The incident was generally regarded with horror and disgust by Christians, with Socrates Scholasticus making his feelings about it quite clear:
[Hypatia] fell a victim to the political jealousy which at that time prevailed. For as she had frequent interviews with Orestes, it was calumniously reported among the Christian populace, that it was she who prevented Orestes from being reconciled to the bishop. Some of them therefore, hurried away by a fierce and bigoted zeal, whose ringleader was a reader named Peter, waylaid her returning home, and dragging her from her carriage, they took her to the church called Caesareum, where they completely stripped her, and then murdered her with tiles [oyster shells]. After tearing her body in pieces, they took her mangled limbs to a place called Cinaron, and there burnt them. This affair brought not the least opprobrium, not only upon Cyril, but also upon the whole Alexandrian church. And surely nothing can be farther from the spirit of Christianity than the allowance of massacres, fights, and transactions of that sort.
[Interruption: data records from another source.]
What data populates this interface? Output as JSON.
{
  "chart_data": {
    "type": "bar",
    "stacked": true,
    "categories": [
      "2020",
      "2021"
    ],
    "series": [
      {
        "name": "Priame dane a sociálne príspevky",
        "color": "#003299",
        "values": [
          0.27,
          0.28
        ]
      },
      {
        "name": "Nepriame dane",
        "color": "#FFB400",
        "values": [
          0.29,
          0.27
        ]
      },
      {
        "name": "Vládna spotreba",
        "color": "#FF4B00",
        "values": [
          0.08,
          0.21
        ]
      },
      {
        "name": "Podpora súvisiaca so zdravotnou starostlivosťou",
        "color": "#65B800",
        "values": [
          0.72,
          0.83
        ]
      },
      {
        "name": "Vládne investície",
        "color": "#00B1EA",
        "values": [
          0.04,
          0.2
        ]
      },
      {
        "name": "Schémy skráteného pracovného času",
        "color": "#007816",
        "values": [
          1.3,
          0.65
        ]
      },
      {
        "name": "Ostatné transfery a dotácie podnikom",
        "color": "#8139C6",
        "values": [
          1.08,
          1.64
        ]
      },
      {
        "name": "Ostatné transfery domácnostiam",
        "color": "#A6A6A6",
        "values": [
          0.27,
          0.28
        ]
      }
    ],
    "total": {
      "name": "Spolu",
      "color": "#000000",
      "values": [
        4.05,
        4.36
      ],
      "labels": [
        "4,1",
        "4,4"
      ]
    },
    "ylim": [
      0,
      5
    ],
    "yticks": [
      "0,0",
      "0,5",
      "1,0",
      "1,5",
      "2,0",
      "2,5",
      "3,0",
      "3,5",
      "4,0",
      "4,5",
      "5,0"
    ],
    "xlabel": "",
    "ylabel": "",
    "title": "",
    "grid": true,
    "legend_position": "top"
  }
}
(Socrates Scholasticus, Ecclesiastical History, VII.15)
What is notable in all this is that nowhere in any of this is her science or learning mentioned, expect as the basis for the respect which she was accorded by pagans and Christians alike. Socrates Scholasticus finishes describing her achievements and the esteem with which she was held and then goes on to say “Yet even she fell a victim to the political jealousy which at that time prevailed”. In other words, despite her learning and position, she fell victim to politics. There is no evidence at all that her murder had anything to do with her learning. The idea that she was some kind of martyr to science is totally absurd.
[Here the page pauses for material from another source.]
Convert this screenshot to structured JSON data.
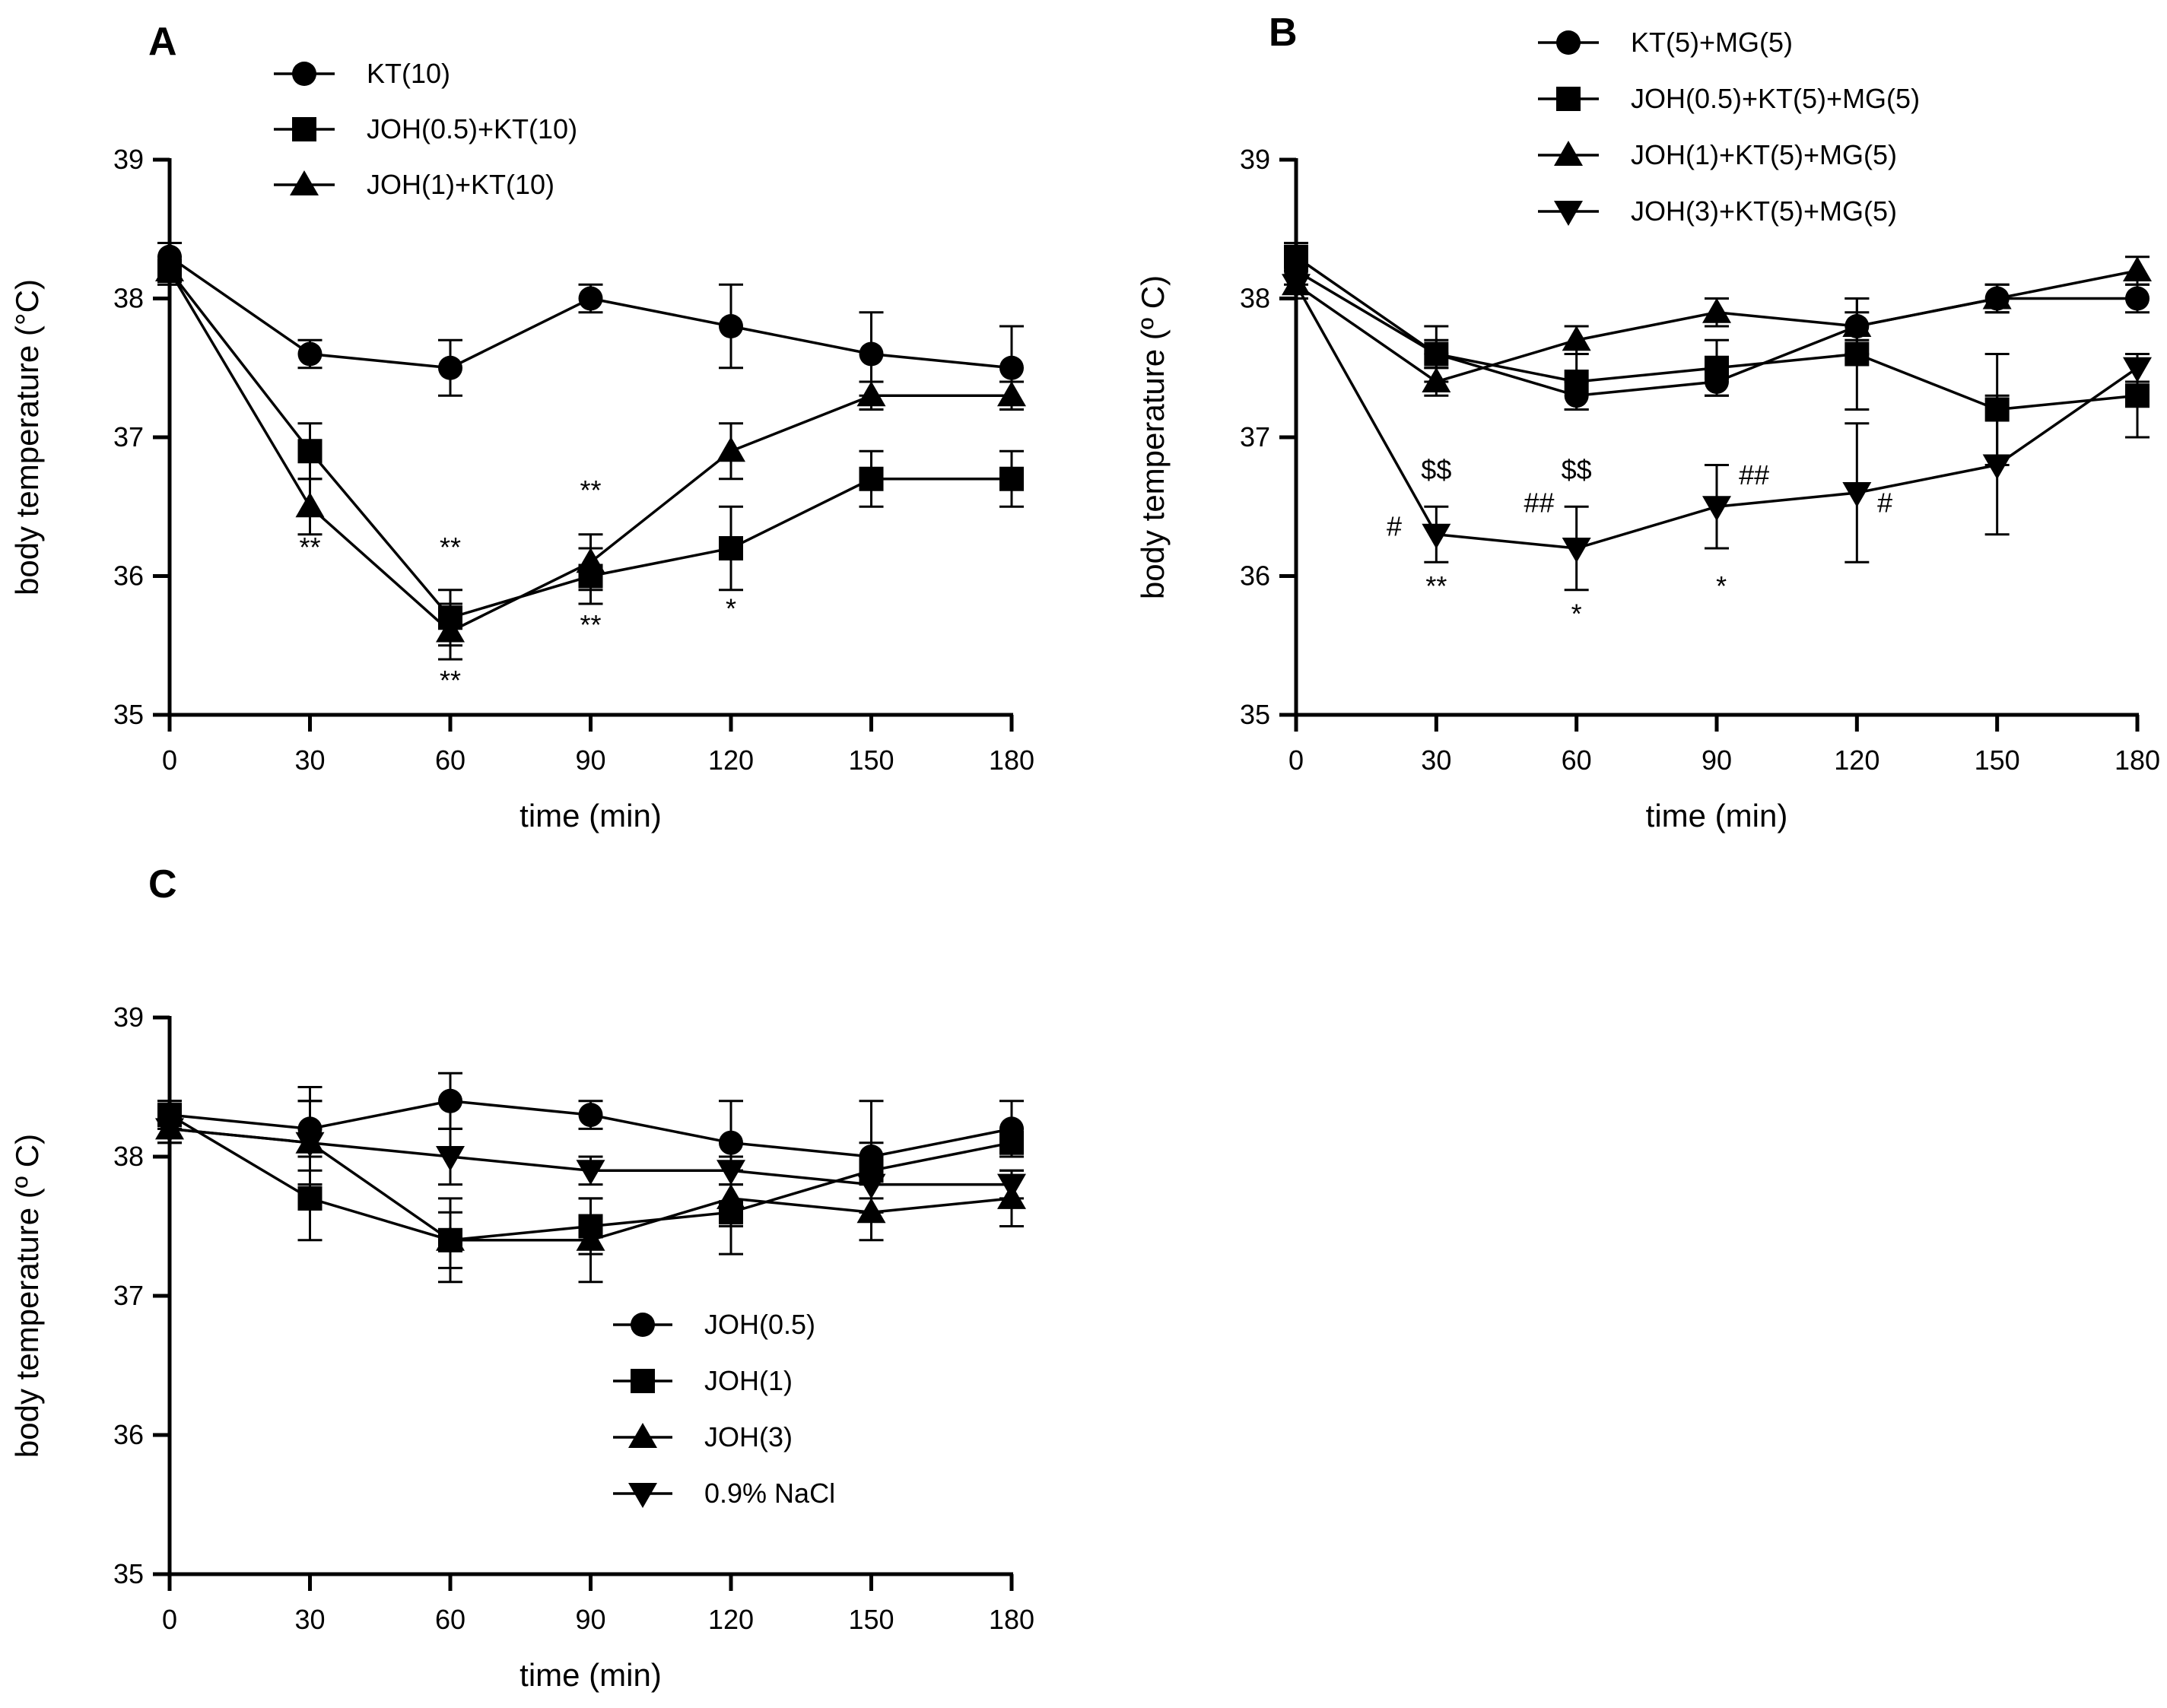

History vs the Myths. And Movies.
Unfortunately for those who cling to the discredited “conflict thesis” of science and religion perpetually at odds, the history of science actually has very few genuine martyrs at the hands of religious bigots. The fact that a mystic and kook like Giordano Bruno gets dressed up as a free-thinking scientist shows how thin on the ground such martyrs are, though usually those who like to invoke these martyrs can fall back on citing “scientists burned by the Medieval Inquistion”, despite the fact this never actually happened. Most people know nothing about the Middle Ages, so this kind of vague hand-waving is usually pretty safe.
Unlike Giordano Bruno, Hypatia was a genuine scientist and, as a woman, was certainly remarkable for her time (though the fact that another female and pagan scientist, Aedisia, practised science in Alexandria unmolested and with high renown a generation later shows she was far from unique). But Hypatia was no martyr for science and science had absolutely zero to do with her murder.